Mesajı Okuyun
Old 07-06-2008, 10:59   #8
alper olgun

 
Varsayılan

1)24 aylık süre tanındığına göre, bu sözleşmenin eğer olmazsa olmaz şartı olarak belirtilmişse bu bir kesin vadeli sözleşmedir ve yüklenicinin temerrüde düştüğü an sözleşmenin bitim süresi veya bitim süresine yakın tarihli olarak edimin ifasının yerine getirilemeyeceğinin mahkeme kararıyla tespitidir. Kesin vadeli sözleşmelerde temerrüde düşen yükleniciye ek süre tanınmaz.
2)BK 358 yoluyla sözleşmeyi fesih etme yetkisine haiz olan iş veren bunun sonucu olarak BK 108 ile sadece menfi zararlarının tazminini talep edebilmektedir.

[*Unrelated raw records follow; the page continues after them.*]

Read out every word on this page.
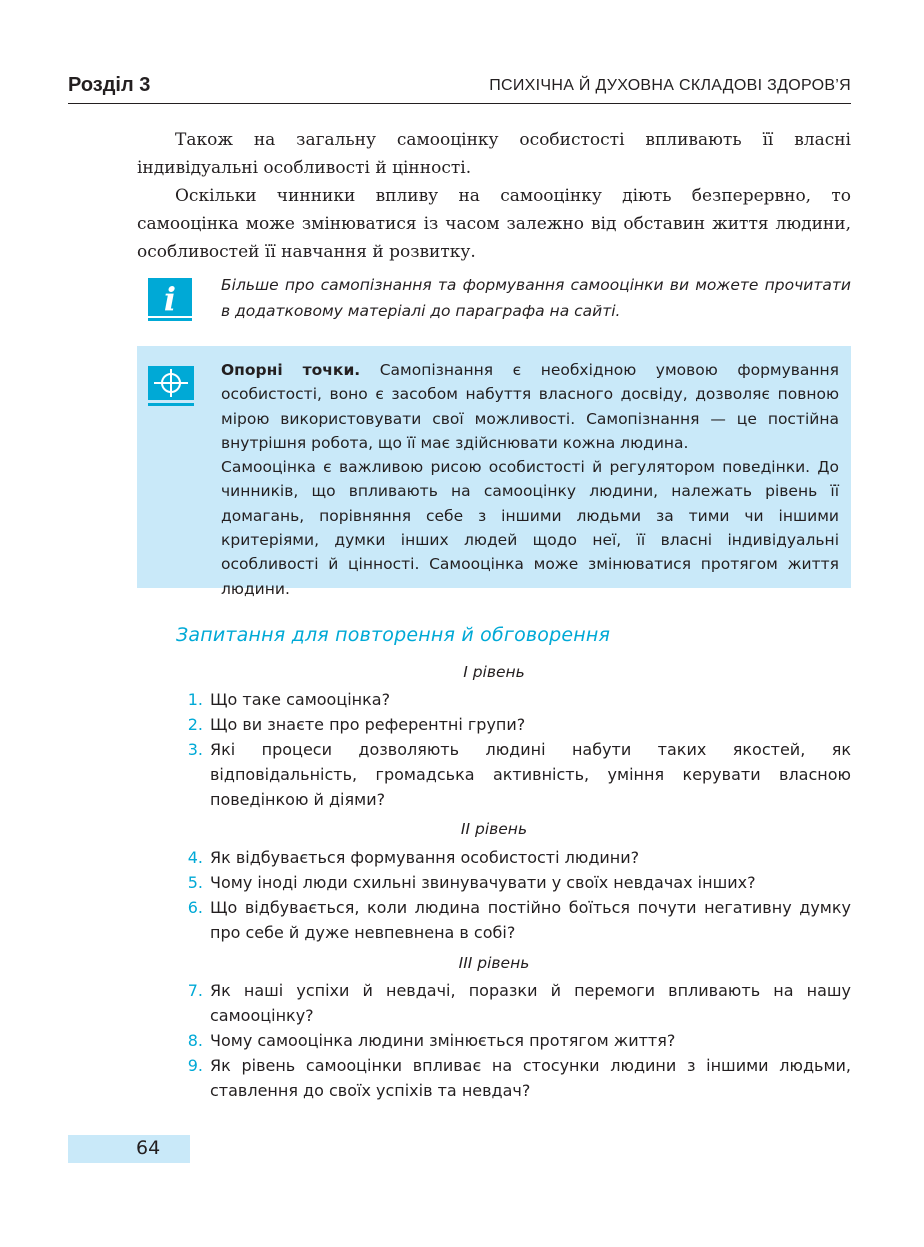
Розділ 3	ПСИХІЧНА Й ДУХОВНА СКЛАДОВІ ЗДОРОВ’Я

Також на загальну самооцінку особистості впливають її власні індивідуальні особливості й цінності.

Оскільки чинники впливу на самооцінку діють безперервно, то самооцінка може змінюватися із часом залежно від обставин життя людини, особливостей її навчання й розвитку.

i	Більше про самопізнання та формування самооцінки ви можете прочитати в додатковому матеріалі до параграфа на сайті.

Опорні точки. Самопізнання є необхідною умовою формування особистості, воно є засобом набуття власного досвіду, дозволяє повною мірою використовувати свої можливості. Самопізнання — це постійна внутрішня робота, що її має здійснювати кожна людина.

Самооцінка є важливою рисою особистості й регулятором поведінки. До чинників, що впливають на самооцінку людини, належать рівень її домагань, порівняння себе з іншими людьми за тими чи іншими критеріями, думки інших людей щодо неї, її власні індивідуальні особливості й цінності. Самооцінка може змінюватися протягом життя людини.

Запитання для повторення й обговорення
І рівень
1. Що таке самооцінка?
2. Що ви знаєте про референтні групи?
3. Які процеси дозволяють людині набути таких якостей, як відповідальність, громадська активність, уміння керувати власною поведінкою й діями?
ІІ рівень
4. Як відбувається формування особистості людини?
5. Чому іноді люди схильні звинувачувати у своїх невдачах інших?
6. Що відбувається, коли людина постійно боїться почути негативну думку про себе й дуже невпевнена в собі?
ІІІ рівень
7. Як наші успіхи й невдачі, поразки й перемоги впливають на нашу самооцінку?
8. Чому самооцінка людини змінюється протягом життя?
9. Як рівень самооцінки впливає на стосунки людини з іншими людьми, ставлення до своїх успіхів та невдач?
64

Söz konusu olayda sözleşme fesih edilmemiştir.
3)Belirli vadeli sözleşmelerde ise, BK 106 yoluyla temerrüde düşen yüklenici edimin ifasına zorlanır ve müspet zararlarını talep edebilir.
4)Gecikme tazminatı burada cezai şart olarak belirtilmiştir. Cezai şartlar edimin ifasına zorlamak amaçlı yapılmakla beraber, tazmin edilecek olan müspet ya da menfi zararın tespit ve tayini açısından önem arz etmektedir. Çünkü bunlar ispat edilmekle ancak tazmin edilebilirken, cezai şart ise sözleşme maddesine ek olduğu için doğrudan talep edilebilir. Amcak hakim söz konusu cezai şartın miktarı konusunda indirime hükmedebilir.

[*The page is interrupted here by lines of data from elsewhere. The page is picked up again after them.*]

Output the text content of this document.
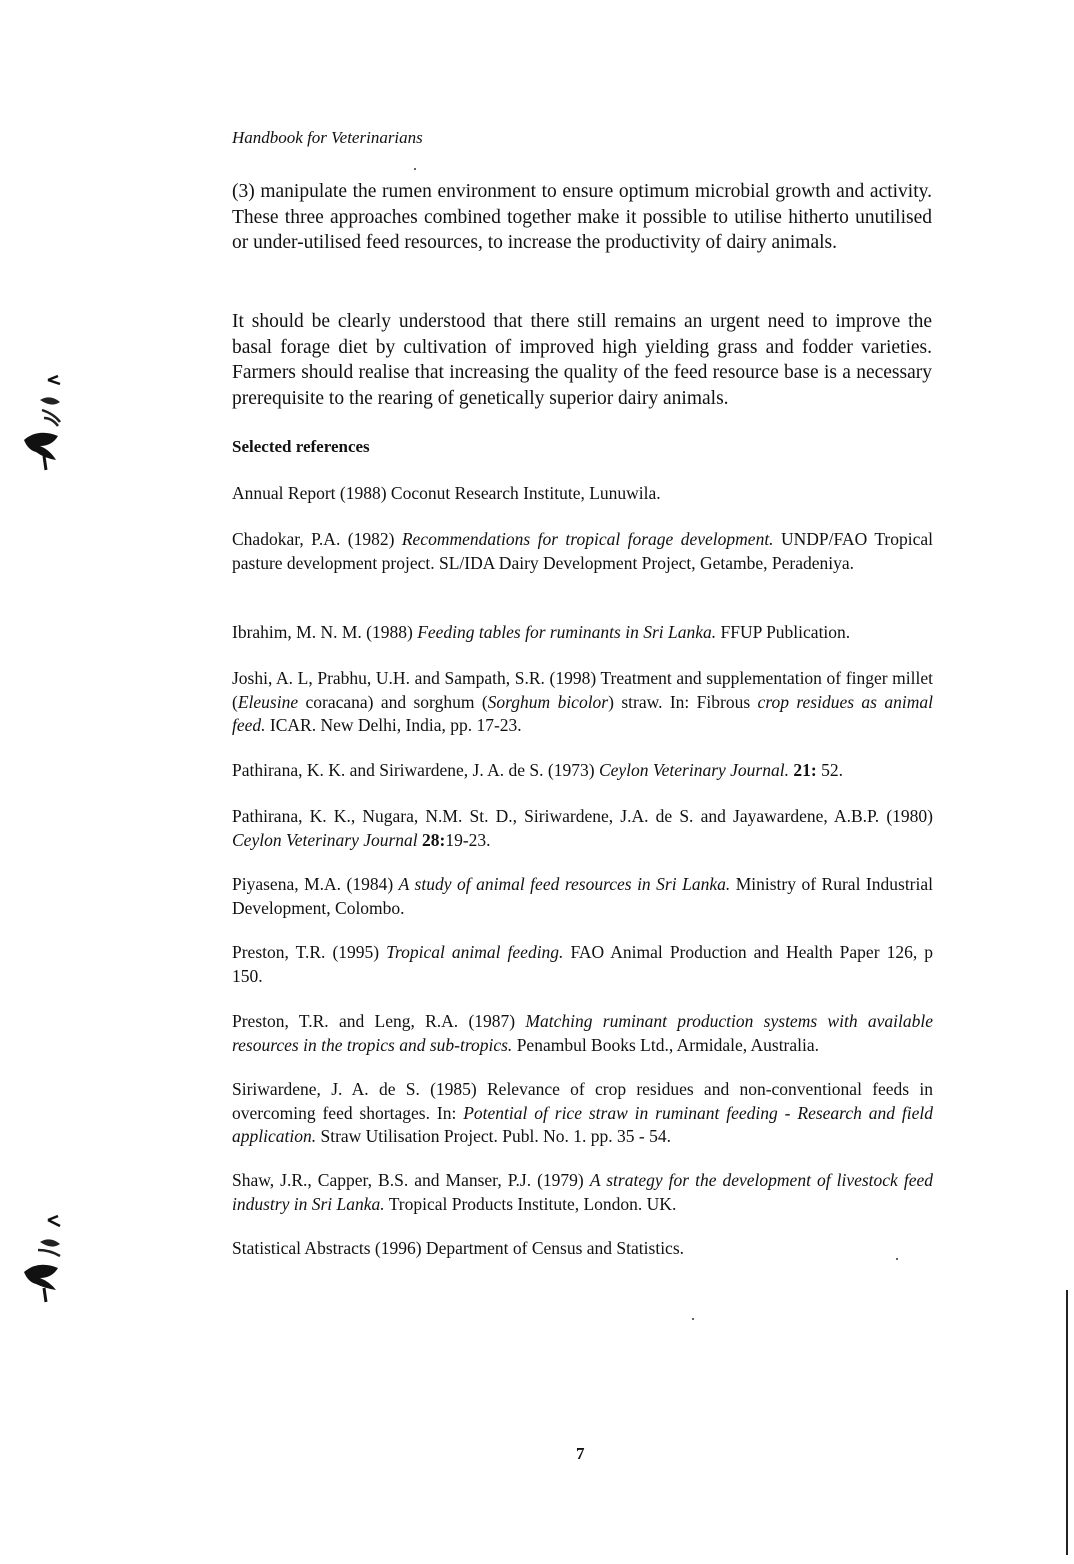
Handbook for Veterinarians

(3) manipulate the rumen environment to ensure optimum microbial growth and activity. These three approaches combined together make it possible to utilise hitherto unutilised or under-utilised feed resources, to increase the productivity of dairy animals.

It should be clearly understood that there still remains an urgent need to improve the basal forage diet by cultivation of improved high yielding grass and fodder varieties. Farmers should realise that increasing the quality of the feed resource base is a necessary prerequisite to the rearing of genetically superior dairy animals.

Selected references

Annual Report (1988) Coconut Research Institute, Lunuwila.

Chadokar, P.A. (1982) Recommendations for tropical forage development. UNDP/FAO Tropical pasture development project. SL/IDA Dairy Development Project, Getambe, Peradeniya.

Ibrahim, M. N. M. (1988) Feeding tables for ruminants in Sri Lanka. FFUP Publication.

Joshi, A. L, Prabhu, U.H. and Sampath, S.R. (1998) Treatment and supplementation of finger millet (Eleusine coracana) and sorghum (Sorghum bicolor) straw. In: Fibrous crop residues as animal feed. ICAR. New Delhi, India, pp. 17-23.

Pathirana, K. K. and Siriwardene, J. A. de S. (1973) Ceylon Veterinary Journal. 21: 52.

Pathirana, K. K., Nugara, N.M. St. D., Siriwardene, J.A. de S. and Jayawardene, A.B.P. (1980) Ceylon Veterinary Journal 28:19-23.

Piyasena, M.A. (1984) A study of animal feed resources in Sri Lanka. Ministry of Rural Industrial Development, Colombo.

Preston, T.R. (1995) Tropical animal feeding. FAO Animal Production and Health Paper 126, p 150.

Preston, T.R. and Leng, R.A. (1987) Matching ruminant production systems with available resources in the tropics and sub-tropics. Penambul Books Ltd., Armidale, Australia.

Siriwardene, J. A. de S. (1985) Relevance of crop residues and non-conventional feeds in overcoming feed shortages. In: Potential of rice straw in ruminant feeding - Research and field application. Straw Utilisation Project. Publ. No. 1. pp. 35 - 54.

Shaw, J.R., Capper, B.S. and Manser, P.J. (1979) A strategy for the development of livestock feed industry in Sri Lanka. Tropical Products Institute, London. UK.

Statistical Abstracts (1996) Department of Census and Statistics.

7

5)Somut olayda, iş veren; temerrüde düşen yüklenicinin yerine başka bir yükleniciye işi vermek ve arada çıkabilecek olan fiyat farkını(raiç bedel olarak o bölgedeki ortalama fiyat) da eski yükleniciye ödetebilmek hakkına haizdir.
6)Yüklenicinin temerrüde düşme tarihini, sözleşmeden anlamak gerekir. Eğer burada kesin vadeli bir sözleşme var ise; 24 aylık sürenin bittiği tarih, temerrüde düşme tarihidir. Ancak, belirli vadeli bir sözleşme söz konusu ise; temerrüt sonrasında tanınan ek süre bitimi -ki buradaki hazırlanan adi belgenin hukuken geçerliliği tartışılabilir- temerrüde düşmüş olur.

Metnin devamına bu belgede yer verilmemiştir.